Les statistiques publiées par Bank Al-Maghrib et concernant l'évolution monétaire au titre de l'année 2002 montrent une nette décélération des agrégats de la monnaie, comparativement à l'année 2002. Le ralentissement des sources de création monétaire a concerné l'ensemble des composantes de la masse monétaire, mais de manière différenciée. Comparativement à l'année 2001, l'encours de l'agrégat M1, composé de la monnaie fiduciaire en circulation (billets et pièces en circulation) et de la monnaie scripturale (dépôts à vue), s'est établi à 229,06 milliards de dirhams en progression de 9 %. L'agrégat M2, constitué de M1 et de l'ensemble des placements à vue non transférables par chèque, a vu son encours passer à fin décembre 2002 à 272,08 milliards de dirhams. L'évolution de ces deux agrégats, en plus de l'agrégat de placement PL1 (placements constitués de BDT à six mois et TCN) donne une idée sur l'évolution de la capacité de dépense des agents économiques résidents. Quant à l'encours de l'agrégat M3, qui englobe en plus de l'agrégat M2, les placements à terme sous forme de comptes et bons à échéances fixes et de certificats de dépôts, a enregistré une progression de +6,4 % à 355,4 milliards de dirhams. Derrière l'évolution des agrégats monétaires, il y a bien évidemment les importants flux nets de devises provenant notamment des rapatriements de fonds par les Marocains résidant à l'étranger (MRE) et des recettes touristiques.
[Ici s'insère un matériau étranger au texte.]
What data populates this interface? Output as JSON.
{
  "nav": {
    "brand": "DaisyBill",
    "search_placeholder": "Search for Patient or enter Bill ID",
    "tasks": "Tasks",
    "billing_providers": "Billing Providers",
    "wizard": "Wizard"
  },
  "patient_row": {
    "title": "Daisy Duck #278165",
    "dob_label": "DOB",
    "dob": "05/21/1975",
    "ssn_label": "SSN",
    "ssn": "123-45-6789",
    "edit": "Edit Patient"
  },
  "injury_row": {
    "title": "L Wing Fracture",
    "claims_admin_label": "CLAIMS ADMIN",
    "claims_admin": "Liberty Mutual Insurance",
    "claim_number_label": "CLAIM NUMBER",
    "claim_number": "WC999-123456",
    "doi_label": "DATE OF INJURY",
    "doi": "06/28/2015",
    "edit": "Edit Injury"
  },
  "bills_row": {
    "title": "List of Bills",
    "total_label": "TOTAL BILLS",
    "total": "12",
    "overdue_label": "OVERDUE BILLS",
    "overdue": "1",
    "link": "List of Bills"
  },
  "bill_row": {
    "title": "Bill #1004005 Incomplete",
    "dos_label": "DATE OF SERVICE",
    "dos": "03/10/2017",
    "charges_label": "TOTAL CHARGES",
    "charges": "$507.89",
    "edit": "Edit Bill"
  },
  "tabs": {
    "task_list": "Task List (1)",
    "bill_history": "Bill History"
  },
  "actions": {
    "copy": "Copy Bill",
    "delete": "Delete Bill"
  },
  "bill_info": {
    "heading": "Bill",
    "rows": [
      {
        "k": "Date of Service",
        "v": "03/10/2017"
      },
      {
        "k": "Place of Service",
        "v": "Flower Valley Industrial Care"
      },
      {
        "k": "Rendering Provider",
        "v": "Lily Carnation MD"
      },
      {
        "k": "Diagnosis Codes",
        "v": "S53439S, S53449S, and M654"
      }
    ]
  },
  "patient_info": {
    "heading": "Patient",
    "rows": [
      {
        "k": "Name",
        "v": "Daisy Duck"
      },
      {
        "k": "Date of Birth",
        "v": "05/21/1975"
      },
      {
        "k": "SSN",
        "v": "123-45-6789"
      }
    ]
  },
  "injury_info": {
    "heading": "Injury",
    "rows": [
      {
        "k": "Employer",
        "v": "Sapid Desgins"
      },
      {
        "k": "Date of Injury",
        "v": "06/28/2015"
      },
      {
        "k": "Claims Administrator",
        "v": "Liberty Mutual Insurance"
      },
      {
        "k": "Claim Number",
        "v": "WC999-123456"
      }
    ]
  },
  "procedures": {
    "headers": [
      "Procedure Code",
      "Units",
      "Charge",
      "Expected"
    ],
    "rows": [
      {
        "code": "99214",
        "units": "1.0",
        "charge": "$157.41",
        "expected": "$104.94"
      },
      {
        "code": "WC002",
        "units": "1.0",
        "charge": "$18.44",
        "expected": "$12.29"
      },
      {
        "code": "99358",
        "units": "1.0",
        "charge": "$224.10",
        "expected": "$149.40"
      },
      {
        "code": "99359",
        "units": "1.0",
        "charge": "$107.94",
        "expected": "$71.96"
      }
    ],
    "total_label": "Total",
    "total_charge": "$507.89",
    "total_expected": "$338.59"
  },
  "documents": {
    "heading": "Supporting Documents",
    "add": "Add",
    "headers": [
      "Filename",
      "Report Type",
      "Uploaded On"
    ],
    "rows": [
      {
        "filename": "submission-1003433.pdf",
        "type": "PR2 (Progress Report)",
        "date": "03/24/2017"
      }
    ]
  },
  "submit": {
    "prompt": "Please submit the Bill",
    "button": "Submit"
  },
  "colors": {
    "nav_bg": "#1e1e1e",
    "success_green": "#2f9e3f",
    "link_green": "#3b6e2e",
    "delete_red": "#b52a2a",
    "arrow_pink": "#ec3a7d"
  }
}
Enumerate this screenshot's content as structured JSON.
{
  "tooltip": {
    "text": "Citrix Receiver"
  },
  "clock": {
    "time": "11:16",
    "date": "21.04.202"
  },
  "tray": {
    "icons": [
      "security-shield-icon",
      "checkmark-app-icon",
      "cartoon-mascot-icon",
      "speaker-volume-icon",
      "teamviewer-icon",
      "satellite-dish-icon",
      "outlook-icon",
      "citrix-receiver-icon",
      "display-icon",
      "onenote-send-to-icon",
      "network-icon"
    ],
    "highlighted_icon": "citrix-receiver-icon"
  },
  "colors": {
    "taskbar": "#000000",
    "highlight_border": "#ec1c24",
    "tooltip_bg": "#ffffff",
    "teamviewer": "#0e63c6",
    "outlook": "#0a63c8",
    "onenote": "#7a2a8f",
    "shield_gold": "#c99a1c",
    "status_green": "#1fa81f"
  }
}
La décélération constatée en 2002 résulte en grande partie de l'absence de flux provenant d'investissements directs étrangers.
110,8 milliards d'avoirs extérieurs
Concernant les agrégats de placements, outre le recul de PL1 de -8,6 %, l'agrégat PL3, constitué par les OPCVM actions et diversifiés, a chuté de -35,6 %. La contraction de cette dernière tient essentiellement aux contre-performances enregistrées par la Bourse de Casablanca en 2002. Par contre, l'agrégat PL2, composé de titres émis par les OPCVM obligations, a enregistré un bond de +73,5 % à 29,7 milliards de dirhams, sous l'effet de l'augmentation de la demande pour cette catégorie de placement et de l'appréciation des cours du fait de la baisse des taux d'intérêt.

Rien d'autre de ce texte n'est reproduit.